Бабушка махнула рукой и полузасмеялась-полувсхлипнула:

– Да ладно, Миша! Какой с нас спрос! Пережили – не дай бог никому!

– Гадко, – сказал он и пожал ее руку выше локтя, – так гадко временами, что… Прихожу домой – слова сказать некому!

– Мне Костя, – вдруг усмехнулась бабушка, – муж мой, как-то сказал, что ничего нет больше того удовольствия, с которым все можно бросить.

Он приподнял брови, и бабушка пояснила:

– Ну, вот все, что у нас есть, можно бросить, и ничего страшного…

– Как? – сказал он. – Но ведь это не просто так досталось…

– А толку-то? – спросила она. – На тот свет с собой все равно не возьмем…

– Верно, верно, – он закивал головой. – Все верно, да только…


– Ну и что, что кашель? – раздражалась Марина. – Все дети кашляют! Поставь ему горчичник, и пройдет!

Люда испуганно соглашалась. Марина почти не бывала дома и в детских болезнях участия не принимала.
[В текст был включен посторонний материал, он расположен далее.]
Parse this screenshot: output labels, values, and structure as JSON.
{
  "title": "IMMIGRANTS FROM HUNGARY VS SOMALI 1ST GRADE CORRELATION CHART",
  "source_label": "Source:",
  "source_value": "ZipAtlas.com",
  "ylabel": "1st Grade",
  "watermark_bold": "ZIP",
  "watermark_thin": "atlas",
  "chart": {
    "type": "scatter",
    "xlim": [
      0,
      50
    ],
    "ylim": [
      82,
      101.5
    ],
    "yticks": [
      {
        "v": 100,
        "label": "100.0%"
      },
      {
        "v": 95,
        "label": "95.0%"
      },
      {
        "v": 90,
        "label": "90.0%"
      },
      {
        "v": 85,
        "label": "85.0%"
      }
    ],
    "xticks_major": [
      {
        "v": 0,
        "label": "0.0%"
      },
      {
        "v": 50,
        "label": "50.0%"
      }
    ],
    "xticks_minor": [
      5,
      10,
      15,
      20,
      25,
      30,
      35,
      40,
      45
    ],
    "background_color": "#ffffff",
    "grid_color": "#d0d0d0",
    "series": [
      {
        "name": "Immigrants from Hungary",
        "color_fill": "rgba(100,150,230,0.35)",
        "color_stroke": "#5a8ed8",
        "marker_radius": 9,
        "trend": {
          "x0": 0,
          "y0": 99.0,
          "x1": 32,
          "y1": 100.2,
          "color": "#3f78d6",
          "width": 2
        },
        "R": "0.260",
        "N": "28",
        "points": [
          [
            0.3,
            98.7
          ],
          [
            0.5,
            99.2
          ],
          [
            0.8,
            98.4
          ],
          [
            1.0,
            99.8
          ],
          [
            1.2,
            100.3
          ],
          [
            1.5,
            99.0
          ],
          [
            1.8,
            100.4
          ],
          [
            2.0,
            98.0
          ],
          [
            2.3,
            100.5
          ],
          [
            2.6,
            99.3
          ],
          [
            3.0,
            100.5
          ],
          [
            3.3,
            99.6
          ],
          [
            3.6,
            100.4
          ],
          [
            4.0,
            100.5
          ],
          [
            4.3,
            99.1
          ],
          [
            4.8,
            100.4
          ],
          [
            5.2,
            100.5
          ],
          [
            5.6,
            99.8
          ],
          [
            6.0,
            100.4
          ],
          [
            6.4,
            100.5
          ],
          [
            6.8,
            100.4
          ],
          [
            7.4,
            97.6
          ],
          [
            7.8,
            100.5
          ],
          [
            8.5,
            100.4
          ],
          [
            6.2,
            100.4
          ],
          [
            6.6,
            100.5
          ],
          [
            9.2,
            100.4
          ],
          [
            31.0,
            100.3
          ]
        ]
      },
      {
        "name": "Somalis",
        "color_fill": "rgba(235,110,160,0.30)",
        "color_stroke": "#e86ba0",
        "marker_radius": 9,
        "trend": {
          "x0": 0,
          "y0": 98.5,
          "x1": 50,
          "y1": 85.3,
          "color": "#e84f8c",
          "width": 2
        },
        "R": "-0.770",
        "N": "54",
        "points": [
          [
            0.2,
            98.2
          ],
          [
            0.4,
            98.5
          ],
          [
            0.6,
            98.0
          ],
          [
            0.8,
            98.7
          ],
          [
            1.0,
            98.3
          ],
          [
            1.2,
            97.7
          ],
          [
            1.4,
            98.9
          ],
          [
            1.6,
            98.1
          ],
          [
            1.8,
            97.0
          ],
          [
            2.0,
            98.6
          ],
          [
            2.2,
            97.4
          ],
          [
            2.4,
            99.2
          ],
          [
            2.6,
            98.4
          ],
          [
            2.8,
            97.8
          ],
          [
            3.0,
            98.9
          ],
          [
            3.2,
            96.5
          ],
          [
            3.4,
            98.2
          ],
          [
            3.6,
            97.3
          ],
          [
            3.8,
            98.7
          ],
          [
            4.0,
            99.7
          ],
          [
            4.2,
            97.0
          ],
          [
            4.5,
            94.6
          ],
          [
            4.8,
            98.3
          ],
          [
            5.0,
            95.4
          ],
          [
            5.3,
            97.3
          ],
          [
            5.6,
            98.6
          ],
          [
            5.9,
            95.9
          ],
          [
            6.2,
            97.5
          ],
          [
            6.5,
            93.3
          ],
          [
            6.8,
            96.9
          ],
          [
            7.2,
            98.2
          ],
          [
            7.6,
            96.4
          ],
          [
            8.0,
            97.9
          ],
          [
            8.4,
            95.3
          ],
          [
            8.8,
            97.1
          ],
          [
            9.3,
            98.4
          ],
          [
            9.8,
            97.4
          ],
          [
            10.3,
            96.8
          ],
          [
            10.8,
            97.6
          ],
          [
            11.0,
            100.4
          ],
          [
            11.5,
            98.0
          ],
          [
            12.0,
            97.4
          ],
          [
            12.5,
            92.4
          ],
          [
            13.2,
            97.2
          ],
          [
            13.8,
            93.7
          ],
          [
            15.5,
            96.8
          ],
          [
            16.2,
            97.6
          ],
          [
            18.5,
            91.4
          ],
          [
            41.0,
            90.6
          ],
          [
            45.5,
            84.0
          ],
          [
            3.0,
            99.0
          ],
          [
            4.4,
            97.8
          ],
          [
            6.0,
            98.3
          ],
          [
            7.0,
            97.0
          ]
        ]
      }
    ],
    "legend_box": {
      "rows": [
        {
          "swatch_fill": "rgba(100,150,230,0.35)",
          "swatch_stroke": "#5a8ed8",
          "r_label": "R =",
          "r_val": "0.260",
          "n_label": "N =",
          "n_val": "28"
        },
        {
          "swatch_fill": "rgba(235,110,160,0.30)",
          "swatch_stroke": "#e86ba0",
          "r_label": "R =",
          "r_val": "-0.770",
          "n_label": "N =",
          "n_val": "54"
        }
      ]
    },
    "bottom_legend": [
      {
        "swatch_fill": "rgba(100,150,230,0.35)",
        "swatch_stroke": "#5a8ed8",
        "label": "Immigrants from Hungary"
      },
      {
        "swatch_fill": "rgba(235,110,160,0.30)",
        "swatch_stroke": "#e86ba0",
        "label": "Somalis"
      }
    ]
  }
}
Раздражение ее в последнее время усилилось, и она постоянно выговаривала матери, что ей не дают дышать.

– В качестве кого она ездит? – не выдержал как-то мой отец, преодолев неловкость.

Он опустил глаза:

– Переводчик, ведущая группы…

– Сопровождающей, значит?

Отец запнулся. Они напряженно помолчали, и вдруг он взорвался:

– Что ты мне это говоришь? – И перешел на немецкий: – Я ее толкнул на это? Я ее учил?

И угас так же неожиданно, как вспыхнул:

– В конце концов, она никому плохого не делает… Я ей не судья…


Вдруг случилось непредвиденное.

– У Марины роман с немцем из Кельна. Владелец компании. Что-то вроде этого. – Он понизил голос. – Миллионер.

Отец покраснел:

– Что значит – роман? А муж? А ребенок?

Он смущенно пожал плечами:

– Ребенком занимается Люда. А муж… Что муж? Они вроде расстаются. Он уже съехал…


Грустная, нежно подкрашенная Марина сидела в полупустом ресторанном зале «Националя» и слушала, что говорит ей седой подтянутый человек в ослепительно-белой рубашке и дымчатых очках. Такой же дымчатый, в цвет очкам, пиджак висел на спинке его стула.

– Я, как безумец, как юнец, теряю голову, – говорил седой человек. – Я никогда не испытывал ничего похожего.

Строчки из немецких лириков навязчиво лезли в голову, и, не выдержав, он процитировал что-то из Гёте. Марина светло, задумчиво улыбнулась. Перламутровые ногти коснулись его жилистого, поросшего рыжеватыми волосками запястья.

– Я хочу, чтобы ты верила мне, – прошептал он. – Наше соединение не случайно. Оно было обещано небом.